A LiBADDS system was developed in which the combination of MCT, PS80, and an SOS derivative significantly enhanced the bioaccessibility of CoQ10 compared to its unformulated counterpart, following simulated digestion in FSSGF and FaSSIF. Notably, MCT played a pivotal role in enhancing bioaccessibility, as the presence of only the non-ionic surfactant and SOS was insufficient to achieve the same level of improvement. This system also facilitated the internalization of CoQ10 into intestinal cells, as demonstrated in the Caco-2 model, compared to unformulated CoQ10. The CoQ10 LiBADDS formulation displayed exceptional dispersibility in water upon simple mixing, with this effect being even more pronounced in the FaSSIF environment. This phenomenon is likely attributable to the formation of a spontaneous microemulsion upon contact with intestinal fluids, as confirmed by the extremely small size of the oily droplets of the main peak detected by DLS. Furthermore, a crossover, double-blind clinical trial involving five healthy volunteers showed that the LiBADDS formulation significantly increased CoQ10 intestinal absorption, C_max, and AUC_2–6h, suggesting that this technology could play a critical role in improving CoQ10 bioavailability.
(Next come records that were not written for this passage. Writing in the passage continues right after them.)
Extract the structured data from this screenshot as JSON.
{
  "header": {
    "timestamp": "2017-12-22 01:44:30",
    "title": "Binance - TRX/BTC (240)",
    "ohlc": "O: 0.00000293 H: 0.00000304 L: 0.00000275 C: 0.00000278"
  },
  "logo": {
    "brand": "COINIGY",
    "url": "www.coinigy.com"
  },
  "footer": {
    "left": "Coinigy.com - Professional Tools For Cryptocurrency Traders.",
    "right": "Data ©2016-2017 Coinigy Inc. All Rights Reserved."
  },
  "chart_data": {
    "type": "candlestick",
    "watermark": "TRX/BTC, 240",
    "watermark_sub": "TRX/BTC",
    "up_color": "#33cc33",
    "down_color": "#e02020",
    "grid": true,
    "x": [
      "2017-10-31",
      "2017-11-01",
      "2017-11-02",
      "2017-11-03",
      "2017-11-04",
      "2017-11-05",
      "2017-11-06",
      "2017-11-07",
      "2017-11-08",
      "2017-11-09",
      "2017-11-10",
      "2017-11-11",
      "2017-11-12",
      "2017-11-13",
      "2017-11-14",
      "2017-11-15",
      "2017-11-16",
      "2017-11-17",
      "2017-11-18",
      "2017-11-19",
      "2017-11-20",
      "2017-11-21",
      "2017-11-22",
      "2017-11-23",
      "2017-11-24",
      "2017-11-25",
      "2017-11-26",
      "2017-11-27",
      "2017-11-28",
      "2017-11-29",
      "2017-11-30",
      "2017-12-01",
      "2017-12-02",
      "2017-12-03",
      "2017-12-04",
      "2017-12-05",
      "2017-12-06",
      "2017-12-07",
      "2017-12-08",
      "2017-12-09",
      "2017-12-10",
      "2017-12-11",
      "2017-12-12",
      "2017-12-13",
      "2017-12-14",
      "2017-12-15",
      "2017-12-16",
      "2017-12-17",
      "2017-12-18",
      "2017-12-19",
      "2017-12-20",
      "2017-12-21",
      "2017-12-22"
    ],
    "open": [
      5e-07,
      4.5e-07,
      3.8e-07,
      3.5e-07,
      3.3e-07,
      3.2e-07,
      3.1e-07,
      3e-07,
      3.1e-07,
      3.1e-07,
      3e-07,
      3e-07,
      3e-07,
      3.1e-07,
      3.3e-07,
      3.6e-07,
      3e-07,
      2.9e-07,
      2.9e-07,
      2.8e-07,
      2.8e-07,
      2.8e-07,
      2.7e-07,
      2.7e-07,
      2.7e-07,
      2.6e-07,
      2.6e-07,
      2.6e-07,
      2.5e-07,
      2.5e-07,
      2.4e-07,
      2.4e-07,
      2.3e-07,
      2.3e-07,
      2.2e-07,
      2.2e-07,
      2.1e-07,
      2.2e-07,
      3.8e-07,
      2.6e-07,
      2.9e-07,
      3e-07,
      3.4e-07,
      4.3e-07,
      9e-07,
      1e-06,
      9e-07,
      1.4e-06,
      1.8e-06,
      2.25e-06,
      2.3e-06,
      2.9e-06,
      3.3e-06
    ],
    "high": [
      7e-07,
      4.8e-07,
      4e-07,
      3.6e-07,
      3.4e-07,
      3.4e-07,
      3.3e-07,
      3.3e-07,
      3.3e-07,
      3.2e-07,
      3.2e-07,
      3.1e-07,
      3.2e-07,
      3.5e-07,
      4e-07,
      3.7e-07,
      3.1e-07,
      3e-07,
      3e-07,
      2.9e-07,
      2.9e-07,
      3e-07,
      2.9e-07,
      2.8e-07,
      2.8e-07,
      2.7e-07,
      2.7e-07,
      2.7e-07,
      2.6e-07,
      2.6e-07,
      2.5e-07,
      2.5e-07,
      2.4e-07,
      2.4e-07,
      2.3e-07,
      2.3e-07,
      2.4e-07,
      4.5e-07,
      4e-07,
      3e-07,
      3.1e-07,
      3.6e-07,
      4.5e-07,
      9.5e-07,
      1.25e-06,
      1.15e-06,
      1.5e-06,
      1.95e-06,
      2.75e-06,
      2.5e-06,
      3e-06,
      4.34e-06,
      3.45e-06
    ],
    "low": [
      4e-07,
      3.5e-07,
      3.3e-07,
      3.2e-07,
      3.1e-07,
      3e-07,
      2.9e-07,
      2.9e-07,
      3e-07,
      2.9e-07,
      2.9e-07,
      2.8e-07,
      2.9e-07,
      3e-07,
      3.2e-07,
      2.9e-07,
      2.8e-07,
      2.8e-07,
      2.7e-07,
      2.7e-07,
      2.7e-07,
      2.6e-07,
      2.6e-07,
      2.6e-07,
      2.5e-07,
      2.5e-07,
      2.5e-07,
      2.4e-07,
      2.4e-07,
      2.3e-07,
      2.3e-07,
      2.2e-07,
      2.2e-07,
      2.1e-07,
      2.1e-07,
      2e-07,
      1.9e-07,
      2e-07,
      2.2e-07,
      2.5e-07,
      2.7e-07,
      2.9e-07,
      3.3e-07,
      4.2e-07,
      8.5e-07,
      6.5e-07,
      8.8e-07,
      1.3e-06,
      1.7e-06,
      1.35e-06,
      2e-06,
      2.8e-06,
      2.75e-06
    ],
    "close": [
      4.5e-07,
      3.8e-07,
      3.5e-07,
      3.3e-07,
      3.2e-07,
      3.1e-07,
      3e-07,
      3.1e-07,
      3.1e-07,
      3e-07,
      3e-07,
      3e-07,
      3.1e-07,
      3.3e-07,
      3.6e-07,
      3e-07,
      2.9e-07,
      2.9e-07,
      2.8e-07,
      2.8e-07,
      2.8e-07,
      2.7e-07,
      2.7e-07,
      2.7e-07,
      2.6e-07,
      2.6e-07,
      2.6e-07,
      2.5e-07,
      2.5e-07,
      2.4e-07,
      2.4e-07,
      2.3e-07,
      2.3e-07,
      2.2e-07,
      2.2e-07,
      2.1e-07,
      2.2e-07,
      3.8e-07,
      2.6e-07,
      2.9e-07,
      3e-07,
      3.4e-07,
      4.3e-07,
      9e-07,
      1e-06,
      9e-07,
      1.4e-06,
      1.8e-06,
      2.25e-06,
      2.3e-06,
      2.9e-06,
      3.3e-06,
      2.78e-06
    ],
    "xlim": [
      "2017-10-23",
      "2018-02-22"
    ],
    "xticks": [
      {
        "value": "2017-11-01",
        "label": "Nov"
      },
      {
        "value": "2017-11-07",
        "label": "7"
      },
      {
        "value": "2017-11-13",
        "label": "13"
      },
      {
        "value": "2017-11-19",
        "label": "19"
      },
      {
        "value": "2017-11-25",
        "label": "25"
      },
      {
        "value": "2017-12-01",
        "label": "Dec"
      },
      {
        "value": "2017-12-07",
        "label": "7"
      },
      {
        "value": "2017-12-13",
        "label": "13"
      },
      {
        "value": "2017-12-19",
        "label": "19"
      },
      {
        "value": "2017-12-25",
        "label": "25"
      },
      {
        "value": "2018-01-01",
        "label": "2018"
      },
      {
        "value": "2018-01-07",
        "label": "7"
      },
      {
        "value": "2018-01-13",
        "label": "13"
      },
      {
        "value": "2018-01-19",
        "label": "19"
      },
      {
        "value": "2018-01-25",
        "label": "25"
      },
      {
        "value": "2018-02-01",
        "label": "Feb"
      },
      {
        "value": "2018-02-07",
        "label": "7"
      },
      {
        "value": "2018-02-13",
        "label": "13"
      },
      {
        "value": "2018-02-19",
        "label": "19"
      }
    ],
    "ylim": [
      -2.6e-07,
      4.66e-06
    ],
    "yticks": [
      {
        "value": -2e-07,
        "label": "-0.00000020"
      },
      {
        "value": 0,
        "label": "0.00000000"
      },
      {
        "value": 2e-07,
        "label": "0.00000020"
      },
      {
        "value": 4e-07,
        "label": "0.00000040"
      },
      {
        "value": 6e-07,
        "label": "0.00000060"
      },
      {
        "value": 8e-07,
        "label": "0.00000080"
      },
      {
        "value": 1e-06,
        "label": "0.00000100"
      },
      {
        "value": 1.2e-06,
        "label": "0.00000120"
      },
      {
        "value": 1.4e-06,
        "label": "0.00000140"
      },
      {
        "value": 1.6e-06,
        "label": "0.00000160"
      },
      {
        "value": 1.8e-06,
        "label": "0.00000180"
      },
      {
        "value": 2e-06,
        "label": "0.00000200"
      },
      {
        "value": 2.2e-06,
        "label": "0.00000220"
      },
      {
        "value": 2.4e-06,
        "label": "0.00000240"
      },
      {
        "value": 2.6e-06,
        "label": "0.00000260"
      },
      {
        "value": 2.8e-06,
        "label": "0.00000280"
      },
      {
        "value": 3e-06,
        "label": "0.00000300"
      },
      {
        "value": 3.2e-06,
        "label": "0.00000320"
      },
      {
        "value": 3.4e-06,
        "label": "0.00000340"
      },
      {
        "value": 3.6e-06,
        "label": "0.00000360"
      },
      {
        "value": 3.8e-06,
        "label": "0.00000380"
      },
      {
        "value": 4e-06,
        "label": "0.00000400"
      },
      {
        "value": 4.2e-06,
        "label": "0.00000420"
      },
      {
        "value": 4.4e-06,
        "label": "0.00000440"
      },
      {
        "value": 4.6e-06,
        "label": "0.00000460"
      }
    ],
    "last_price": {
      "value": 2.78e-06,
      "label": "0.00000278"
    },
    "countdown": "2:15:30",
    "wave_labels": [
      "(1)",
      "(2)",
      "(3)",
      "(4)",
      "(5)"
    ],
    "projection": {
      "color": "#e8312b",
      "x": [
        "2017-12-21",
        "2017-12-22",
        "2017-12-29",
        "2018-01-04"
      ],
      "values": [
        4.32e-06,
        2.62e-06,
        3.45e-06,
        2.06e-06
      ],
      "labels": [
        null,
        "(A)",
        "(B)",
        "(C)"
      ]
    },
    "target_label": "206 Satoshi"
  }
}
However, to confirm these findings and provide more robust data, a larger clinical trial involving a higher number of healthy participants should be conducted. This trial should use a crossover design and assess CoQ10 bioavailability over extended periods (0–24 h and 0–48 h), allowing for a more comprehensive evaluation of the real impact of the LiBADDS technology on CoQ10 bioavailability. Such a study would offer deeper insights into the long-term benefits and potential applications of the LiBADDS in enhancing the bioavailability of CoQ10, making it a promising candidate for future therapeutic and supplementation formulations.

5. Patents

The technology and formulations herein described have been patented (N° 102024000029277) by University of Padua and by Laboratorio della Farmacia SPA, Quarto d’Altino, Venice, Italy with 50% joint ownership.